Most Americans would now rather watch films at home than at the cinema, a poll has suggested.
The new Star Wars movie is the year's biggest hit
Seventy three per cent of adults said they preferred watching movies at home on DVD, video or pay-per-view to going to a cinema.
The survey of 1,000 adults also found that 47% said films were getting worse.
The results come as the US box office experiences its worst slump in 20 years. The number of cinema-goers has dropped for the last two years running.
Just 22% of people said they would rather see films at the cinema, in the survey for the Associated Press news agency and AOL News.
A quarter of those surveyed said they had not been to a cinema in the past year. On the plus side, a third of people believed movies are getting better.
Eighty per cent said they used a DVD player at home.

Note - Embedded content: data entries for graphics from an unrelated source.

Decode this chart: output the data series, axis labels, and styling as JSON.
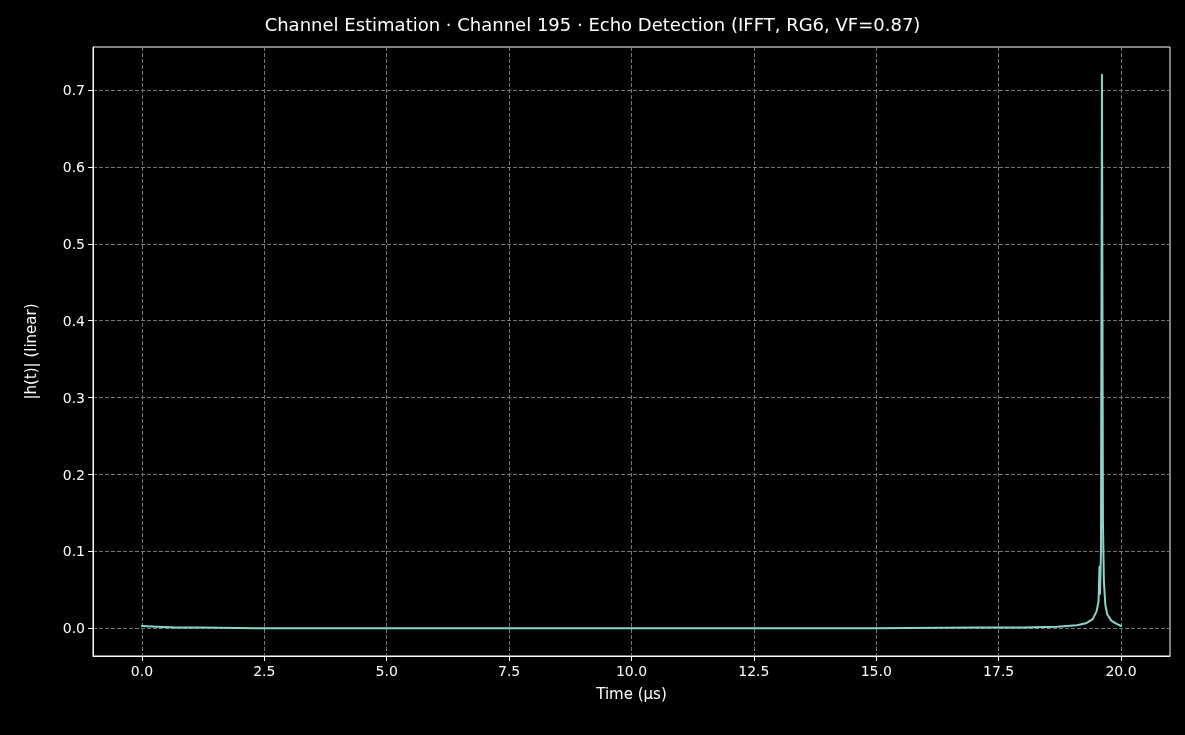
{
  "chart_data": {
    "type": "line",
    "title": "Channel Estimation · Channel 195 · Echo Detection (IFFT, RG6, VF=0.87)",
    "xlabel": "Time (µs)",
    "ylabel": "|h(t)| (linear)",
    "x": [
      0,
      0.3,
      0.7,
      1.2,
      2.5,
      5,
      7.5,
      10,
      12.5,
      15,
      17,
      18,
      18.7,
      19.1,
      19.3,
      19.42,
      19.5,
      19.54,
      19.56,
      19.57,
      19.59,
      19.61,
      19.63,
      19.65,
      19.68,
      19.72,
      19.8,
      19.9,
      20
    ],
    "series": [
      {
        "color": "#8dd3c7",
        "values": [
          0.003,
          0.002,
          0.001,
          0.001,
          0,
          0,
          0,
          0,
          0,
          0,
          0.001,
          0.001,
          0.002,
          0.004,
          0.007,
          0.012,
          0.022,
          0.035,
          0.08,
          0.045,
          0.1,
          0.72,
          0.14,
          0.06,
          0.03,
          0.018,
          0.01,
          0.006,
          0.003
        ]
      }
    ],
    "xlim": [
      -1,
      21
    ],
    "xticks": [
      {
        "value": 0,
        "label": "0.0"
      },
      2.5,
      {
        "value": 5,
        "label": "5.0"
      },
      7.5,
      {
        "value": 10,
        "label": "10.0"
      },
      12.5,
      {
        "value": 15,
        "label": "15.0"
      },
      17.5,
      {
        "value": 20,
        "label": "20.0"
      }
    ],
    "ylim": [
      -0.036,
      0.756
    ],
    "yticks": [
      {
        "value": 0,
        "label": "0.0"
      },
      0.1,
      0.2,
      0.3,
      0.4,
      0.5,
      0.6,
      0.7
    ],
    "grid": true,
    "marker": "none",
    "line_style": "solid"
  }
}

Despite high profile releases like Star Wars: Episode III - Revenge of the Sith, Hollywood's domestic revenues for 2005 are down 6.4% on the same period in 2004.
Ticket sales reached a modern record of 1.63 billion in 2002 but have fallen since, down to 1.51 billion in 2004.

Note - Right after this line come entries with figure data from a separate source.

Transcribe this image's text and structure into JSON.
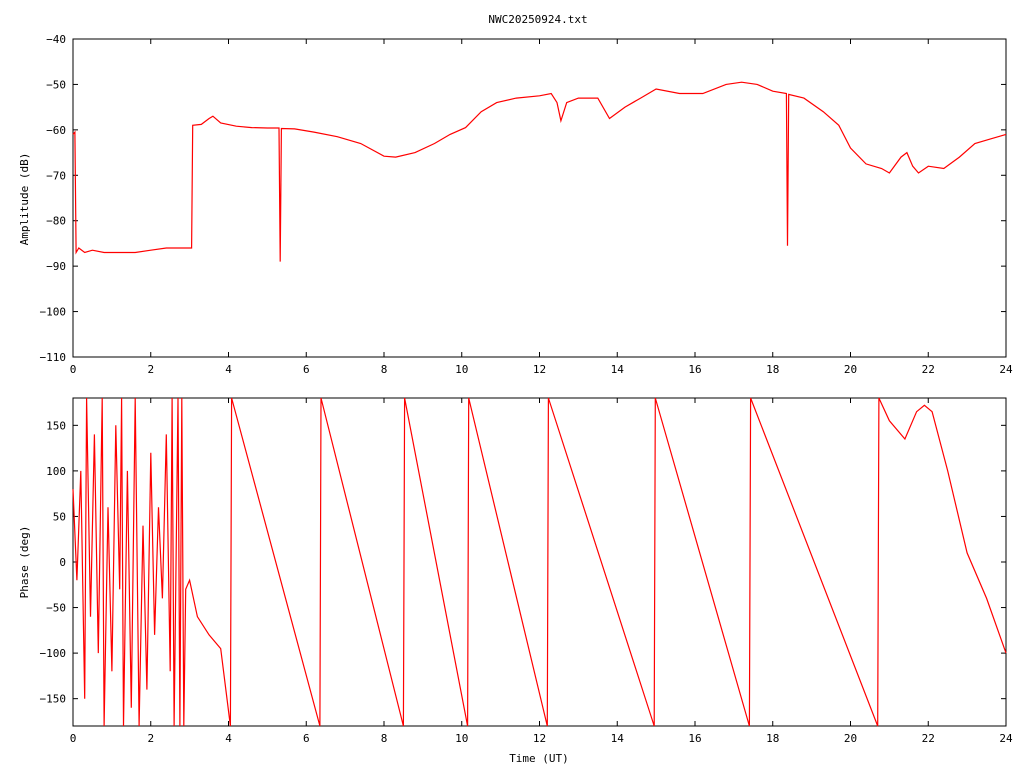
{
  "chart_data": [
    {
      "type": "line",
      "title": "NWC20250924.txt",
      "xlabel": "",
      "ylabel": "Amplitude (dB)",
      "xlim": [
        0,
        24
      ],
      "ylim": [
        -110,
        -40
      ],
      "x_ticks": [
        "0",
        "2",
        "4",
        "6",
        "8",
        "10",
        "12",
        "14",
        "16",
        "18",
        "20",
        "22",
        "24"
      ],
      "y_ticks": [
        "-40",
        "-50",
        "-60",
        "-70",
        "-80",
        "-90",
        "-100",
        "-110"
      ],
      "grid": false,
      "line_color": "#ff0000",
      "series": [
        {
          "points": [
            [
              0.0,
              -61
            ],
            [
              0.05,
              -60.5
            ],
            [
              0.08,
              -87
            ],
            [
              0.15,
              -86
            ],
            [
              0.3,
              -87
            ],
            [
              0.5,
              -86.5
            ],
            [
              0.8,
              -87
            ],
            [
              1.2,
              -87
            ],
            [
              1.6,
              -87
            ],
            [
              2.0,
              -86.5
            ],
            [
              2.4,
              -86
            ],
            [
              2.8,
              -86
            ],
            [
              3.05,
              -86
            ],
            [
              3.08,
              -59
            ],
            [
              3.3,
              -58.8
            ],
            [
              3.5,
              -57.5
            ],
            [
              3.6,
              -57
            ],
            [
              3.8,
              -58.5
            ],
            [
              4.2,
              -59.2
            ],
            [
              4.6,
              -59.5
            ],
            [
              5.0,
              -59.6
            ],
            [
              5.3,
              -59.6
            ],
            [
              5.33,
              -89
            ],
            [
              5.36,
              -59.7
            ],
            [
              5.7,
              -59.8
            ],
            [
              6.2,
              -60.5
            ],
            [
              6.8,
              -61.5
            ],
            [
              7.4,
              -63
            ],
            [
              8.0,
              -65.8
            ],
            [
              8.3,
              -66
            ],
            [
              8.8,
              -65
            ],
            [
              9.3,
              -63
            ],
            [
              9.7,
              -61
            ],
            [
              10.1,
              -59.5
            ],
            [
              10.5,
              -56
            ],
            [
              10.9,
              -54
            ],
            [
              11.4,
              -53
            ],
            [
              12.0,
              -52.5
            ],
            [
              12.3,
              -52
            ],
            [
              12.45,
              -54
            ],
            [
              12.55,
              -58
            ],
            [
              12.7,
              -54
            ],
            [
              13.0,
              -53
            ],
            [
              13.5,
              -53
            ],
            [
              13.8,
              -57.5
            ],
            [
              14.2,
              -55
            ],
            [
              14.6,
              -53
            ],
            [
              15.0,
              -51
            ],
            [
              15.6,
              -52
            ],
            [
              16.2,
              -52
            ],
            [
              16.8,
              -50
            ],
            [
              17.2,
              -49.5
            ],
            [
              17.6,
              -50
            ],
            [
              18.0,
              -51.5
            ],
            [
              18.35,
              -52
            ],
            [
              18.38,
              -85.5
            ],
            [
              18.41,
              -52.2
            ],
            [
              18.8,
              -53
            ],
            [
              19.3,
              -56
            ],
            [
              19.7,
              -59
            ],
            [
              20.0,
              -64
            ],
            [
              20.4,
              -67.5
            ],
            [
              20.8,
              -68.5
            ],
            [
              21.0,
              -69.5
            ],
            [
              21.3,
              -66
            ],
            [
              21.45,
              -65
            ],
            [
              21.6,
              -68
            ],
            [
              21.75,
              -69.5
            ],
            [
              22.0,
              -68
            ],
            [
              22.4,
              -68.5
            ],
            [
              22.8,
              -66
            ],
            [
              23.2,
              -63
            ],
            [
              23.6,
              -62
            ],
            [
              24.0,
              -61
            ]
          ]
        }
      ]
    },
    {
      "type": "line",
      "title": "",
      "xlabel": "Time (UT)",
      "ylabel": "Phase (deg)",
      "xlim": [
        0,
        24
      ],
      "ylim": [
        -180,
        180
      ],
      "x_ticks": [
        "0",
        "2",
        "4",
        "6",
        "8",
        "10",
        "12",
        "14",
        "16",
        "18",
        "20",
        "22",
        "24"
      ],
      "y_ticks": [
        "150",
        "100",
        "50",
        "0",
        "-50",
        "-100",
        "-150"
      ],
      "grid": false,
      "line_color": "#ff0000",
      "series": [
        {
          "points": [
            [
              0.0,
              80
            ],
            [
              0.1,
              -20
            ],
            [
              0.2,
              100
            ],
            [
              0.3,
              -150
            ],
            [
              0.35,
              180
            ],
            [
              0.45,
              -60
            ],
            [
              0.55,
              140
            ],
            [
              0.65,
              -100
            ],
            [
              0.75,
              180
            ],
            [
              0.8,
              -180
            ],
            [
              0.9,
              60
            ],
            [
              1.0,
              -120
            ],
            [
              1.1,
              150
            ],
            [
              1.2,
              -30
            ],
            [
              1.25,
              180
            ],
            [
              1.3,
              -180
            ],
            [
              1.4,
              100
            ],
            [
              1.5,
              -160
            ],
            [
              1.6,
              180
            ],
            [
              1.7,
              -180
            ],
            [
              1.8,
              40
            ],
            [
              1.9,
              -140
            ],
            [
              2.0,
              120
            ],
            [
              2.1,
              -80
            ],
            [
              2.2,
              60
            ],
            [
              2.3,
              -40
            ],
            [
              2.4,
              140
            ],
            [
              2.5,
              -120
            ],
            [
              2.55,
              180
            ],
            [
              2.6,
              -180
            ],
            [
              2.7,
              180
            ],
            [
              2.75,
              -180
            ],
            [
              2.8,
              180
            ],
            [
              2.85,
              -180
            ],
            [
              2.9,
              -30
            ],
            [
              3.0,
              -20
            ],
            [
              3.2,
              -60
            ],
            [
              3.5,
              -80
            ],
            [
              3.8,
              -95
            ],
            [
              4.05,
              -180
            ],
            [
              4.08,
              180
            ],
            [
              6.35,
              -180
            ],
            [
              6.38,
              180
            ],
            [
              8.5,
              -180
            ],
            [
              8.53,
              180
            ],
            [
              10.15,
              -180
            ],
            [
              10.18,
              180
            ],
            [
              12.2,
              -180
            ],
            [
              12.23,
              180
            ],
            [
              14.95,
              -180
            ],
            [
              14.98,
              180
            ],
            [
              17.4,
              -180
            ],
            [
              17.43,
              180
            ],
            [
              20.7,
              -180
            ],
            [
              20.73,
              180
            ],
            [
              21.0,
              155
            ],
            [
              21.4,
              135
            ],
            [
              21.7,
              165
            ],
            [
              21.9,
              172
            ],
            [
              22.1,
              165
            ],
            [
              22.5,
              100
            ],
            [
              23.0,
              10
            ],
            [
              23.5,
              -40
            ],
            [
              24.0,
              -100
            ]
          ]
        }
      ]
    }
  ]
}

At the current rate, admissions for 2005 could total 1.34 billion, the lowest since 1996.
Around four billion tickets were sold each year before television eroded Hollywood's dominance.
DVD sales and rentals totalled $21.2bn (£11.62bn) in 2004, more than double the domestic revenues at cinemas, according to the Digital Entertainment Group.
Movies took $9.4bn (£4.9bn) at the US domestic box office last year, compared to $9.2bn (£4.8bn) in 2003. The rise was attributed to an increase in ticket prices.